Geçmiş yıllarda hekimlere ve sağlık çalışanlarına karşı görmediğimiz şiddet olaylarının alınan tedbirlere rağmen son yıllarda artması ve devam etmesi kabul edilebilir bir durum değildir.
Zor bir süreçten geçiyoruz. Virüs düşmanı tüm gücüyle insanlara saldırırken bu tehlikenin önünde göğüslerini siper eden sağlıkçıların maddi ve manevi desteğe ihtiyaç duyduklarını biliyoruz.
Bu savaşın ortasında sağlıkçılara karşı her türlü şiddeti yapanlar düşman saflarında yer alan hainlerden farklı değillerdir.

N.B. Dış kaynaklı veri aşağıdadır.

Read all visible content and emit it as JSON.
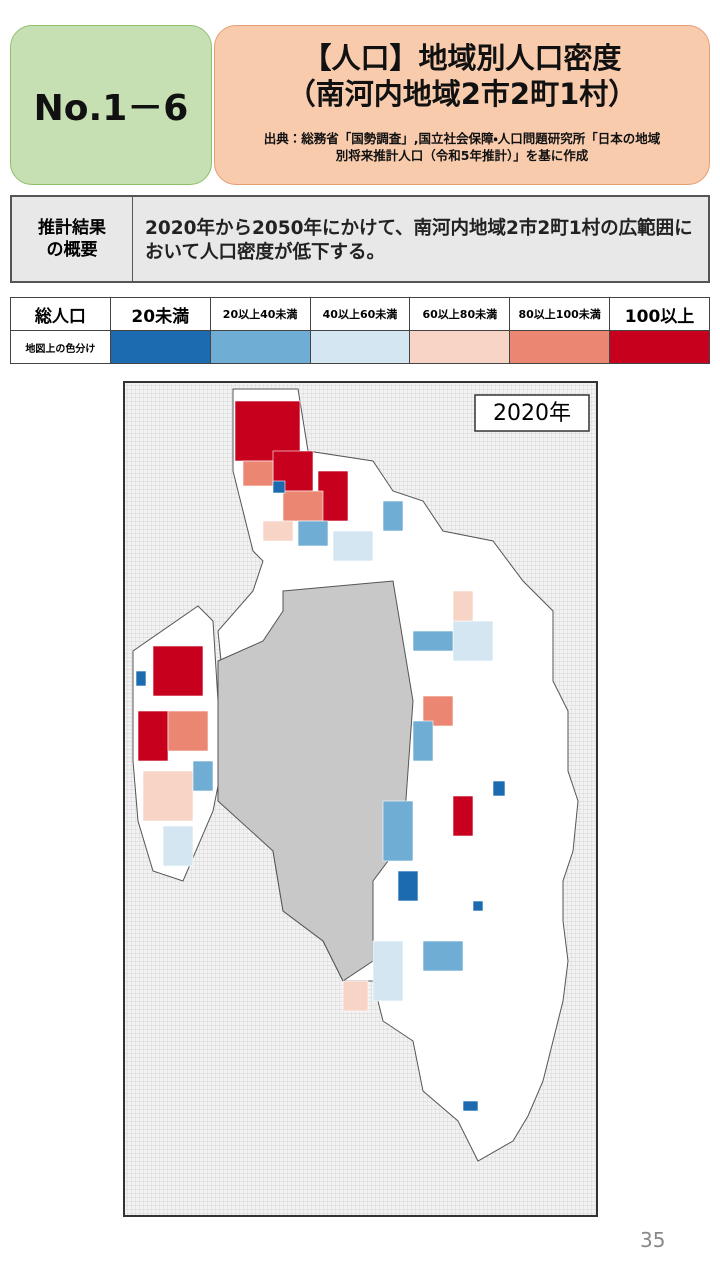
{
  "header": {
    "badge": "No.1－6",
    "title_lines": [
      "【人口】地域別人口密度",
      "（南河内地域2市2町1村）"
    ],
    "source_lines": [
      "出典：総務省「国勢調査」,国立社会保障・人口問題研究所「日本の地域",
      "別将来推計人口（令和5年推計）」を基に作成"
    ]
  },
  "summary": {
    "label_lines": [
      "推計結果",
      "の概要"
    ],
    "text": "2020年から2050年にかけて、南河内地域2市2町1村の広範囲において人口密度が低下する。"
  },
  "legend": {
    "header": "総人口",
    "row_label": "地図上の色分け",
    "items": [
      {
        "label": "20未満",
        "color": "#1c6bb0"
      },
      {
        "label": "20以上40未満",
        "color": "#6fadd4"
      },
      {
        "label": "40以上60未満",
        "color": "#d3e6f2"
      },
      {
        "label": "60以上80未満",
        "color": "#f7d4c6"
      },
      {
        "label": "80以上100未満",
        "color": "#eb8672"
      },
      {
        "label": "100以上",
        "color": "#c6001d"
      }
    ]
  },
  "map": {
    "year_label": "2020年"
  },
  "footer": {
    "page_number": "35"
  }
}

Olağanüstü bir gayretle çalışan sağlık çalışanlarına yapılan her türlü şiddet ve hakaret kamu vicdanını yaralamaktadır.
Öfke patlamasının yaşandığı ülkemizde kadına şiddetin vakay-i adiyye haline gelmesi; yolda, sokakta, trafikte yaşanan şiddet olaylarının sağlık çalışanlarına yönelmesi, cezaların caydırıcı ve yetersiz olduğu tartışmasını gündeme taşımaktadır.
Bu edepsizlere hadlerini bildirmek şüphesiz hukuk devletinin belirleyeceği kurallar dahilinde olmalıdır. Toplum olarak “Yapanın yanına kar kalmadığı” bir sistemin beklentisi içerisinde olduğumuzu yetkililere duyurmak isteriz.
Bu münasebetle, yaşanan olaylardan dolayı sağlık çalışanlarına yapılan her türlü şiddeti lanetliyor ve bu şiddeti uygulayan magandaların cezalarını en ağır biçimde çekmelerini temenni ediyoruz. İçinde bulunduğumuz bu zorlu savaşta hayatlarını kaybeden sağlık çalışanlarına Allahtan rahmet ,cephede cansiperane görevlerini yapanlara sağlık ve esenlikler diliyoruz.